Saturday, Anna Rose (Rosie) Napravnik is to became just the sixth female jockey to ride in the Kentucky Derby. Emma Jayne Wilson became the first female jockey to win the Queen's Plate only four years ago, the same year that Catharine Day Phillips became the first female trainer to win the Arlington Million in Chicago. Josie Carroll became the first female trainer to win the Queen's Plate only five years ago, and shrugged off the fact that she was a woman.
"To play the gender card, I think, is taking away from the other trainers in the race who work equally hard and are very talented," she said. When Carroll signed up for an equine studies program at Toronto-based Humber College in 1975, there were just four female trainers with licences in Ontario. Carroll said she's always been treated as an equal.
In her roles as president of the Ontario Horsemen's Benevolent and Protective Association (a horsemen's group), and president of the Ontario Horse Racing Industry Association (an industry lobby group), Leslie has dealt with government, racetrack operators, a fractious horse industry, and veterinarians who give her bad news at the barn. She trains horses for former NHL star Curtis Joseph. Her shedrow is getting smaller as her industry duties become larger.
"I've just at a stage in my life that I don't have any strong outside commitments, outside of my job," Leslie said. "I live on my own, and this industry being what it is, it is very hard to have hobbies like golf, or travel. So it's just the right time and place for me, the stage of my life that I can make the commitment to the industry. It takes a lot of time. I don't begrudge the time."

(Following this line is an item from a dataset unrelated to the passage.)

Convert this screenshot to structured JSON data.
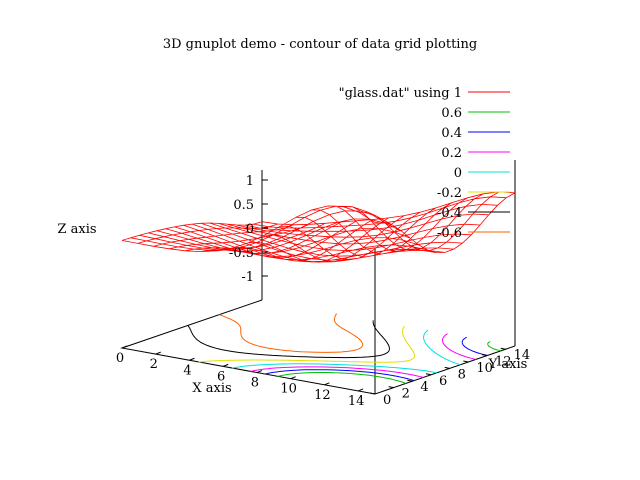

Leslie said women bring "a softer side" to issues: how they handle staff, their sentiments toward the horses, and perhaps bring "a calming voice into the boardroom, to issues that are sensitive."
"I think women are a little more willing to take on the sensitive issues that sometimes men would just as soon not talk about," she said.
Jane Holmes, now vice-president of corporate affairs for Woodbine, made a major mark in the racing industry as the founding executive director of OHRIA. She helped engineer a $50-million tax break on wagers for racetracks, and she also helped bring slots in, too.
When she started with OHRIA, the civil servants and politicians referred to the OHRIA group as "the men in racing" because they'd never met women in that group. But she agrees that women have a different way of working than men at the executive level. "We tend to read people's personalities more so than men do," she said. "We watch body language."
Wilson cherishes her historic win in the Queen's Plate, but prefaces her feelings with, "Anyone close to me knows that I don't like getting hung up on the whole female-in-racing thing."
She objects to the feeling that because she's a female rider, her best talents are her finesse as a rider, and the lightness of touch. "I take pride in the fact that I'm one of the most aggressive, strongest riders down the lane out there," the former rugby player said.
"But I can also switch gears as well, and show finesse and be light when it's called for. That's what makes a good jock, is being able to jump between the skills," she said.
In Canada, at least, female jockeys are not a big deal any more, Wilson said. "Been there. Done that." She's currently second in the jockey's standings at Woodbine and hungry for more.